Arras surveyed the island, the sky and its spying reeves, the rushing water that would, he hoped, make boat travel on the channels more difficult for the defenders. They had too much daylight left, with reeves watching their every action. Later, night would cover the movements of their enemy, who knew the channels and mires as he and his people did not.

“We dig in.”

Across the way, a man approached the channel's bank waving a strip of cloth, an offer to parley.

Arras grinned. “I know what they're going to say. If we retreat in order along the causeway all peaceable like, they won't let our sleeves get dirty.”

“Cursed liars.” Piri snorted.

“My thought, too.” He whistled for a runner. “No, not you, Laukas. I've got a more difficult job for you, if you'll take it.”

The young soldier did not flinch or even look excited. “I will, Captain.”

“You. Lati, isn't it? Get back to the gardens. Send Navi up to me. Also, I need a pair of sergeant's badges. Any will do. I
want all the Toskalan hostages bound and confined in one of the warehouses. Find me among the hostages the woman who calls herself Zubaidit, and bring her here. If she won't be of use to me one way, then she can be in another.”

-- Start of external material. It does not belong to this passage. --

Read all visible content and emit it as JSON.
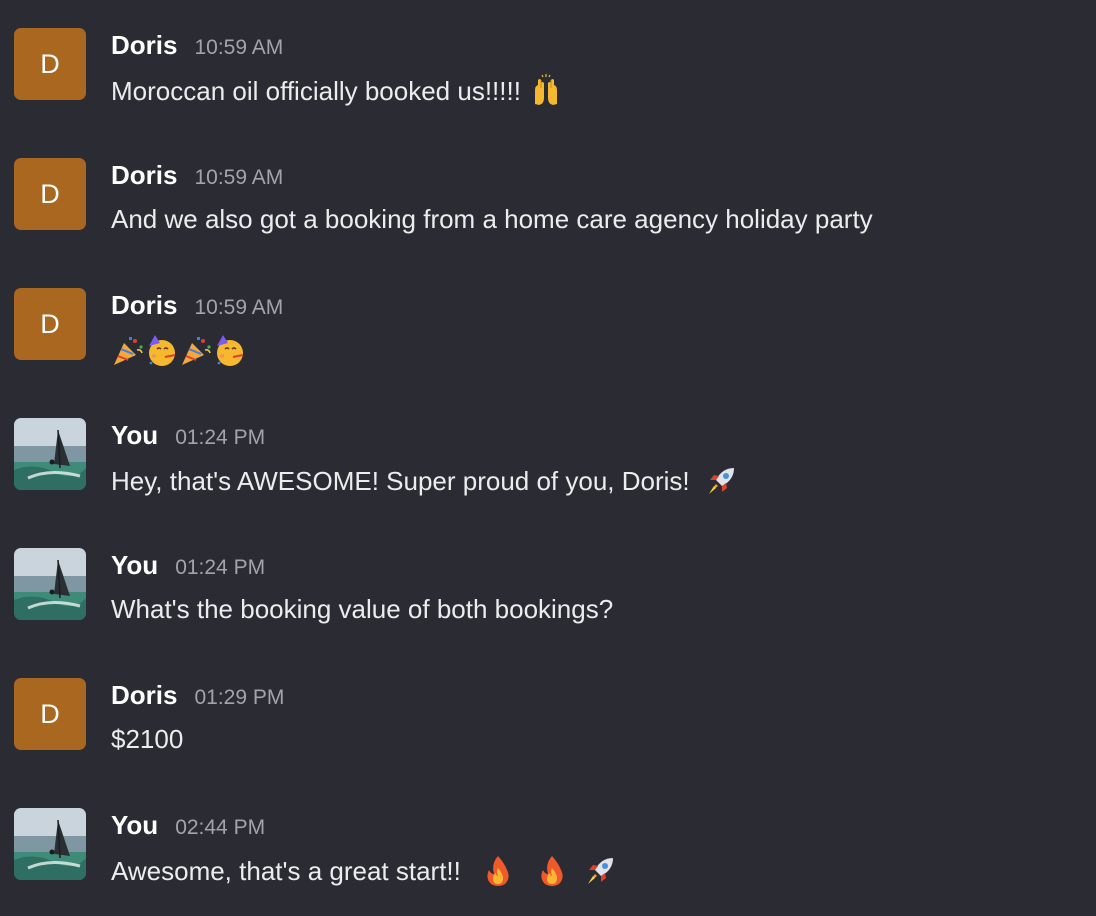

“What do you mean to do, Captain?” asked Piri.

“I'll give her sergeant's badges so if they kill her, we won't have lost one of our own. She can do the parley knowing the safety of the hostages depends on her coming back. And Navi and Laukas can keep an eye on her, while getting a chance to prove themselves. What do you think of that, Laukas? Willing to take the chance, going over to walk among the enemy?”

His expression did not change. He nodded obediently, like a good soldier ought. “Yes, Captain.”

•  •  •

H
AVING SLEPT PAST
midday after several interruptions to nurse, Mai felt better. She nursed the baby, rose and washed, and ate crunchy stalks of pipe-stem slip-fried with steamed fish.

“Sheyshi, you'll watch the baby. Come and fetch me if he cries. Priya and I will be in the counting room.”

A fair amount of rebuilding and fortification had taken place in the compound in the months she had been gone. The main house's entrance porch had a newly reinforced gate leading into the entrance courtyard; she heard horses, wagons, voices raised as the Qin guardsmen went about their morning duties on the other side of the high wall. The door to the counting room was on the left, and while before it had simply slid open and closed like all the other doors in this part of the world, now those doors had been replaced by a locked and barred door that opened on hinges like a gate. One of the soldiers standing guard lifted away the bars so Mai and Priya could cross into the office. As the door was opened, Mai heard O'eki scolding a young clerk.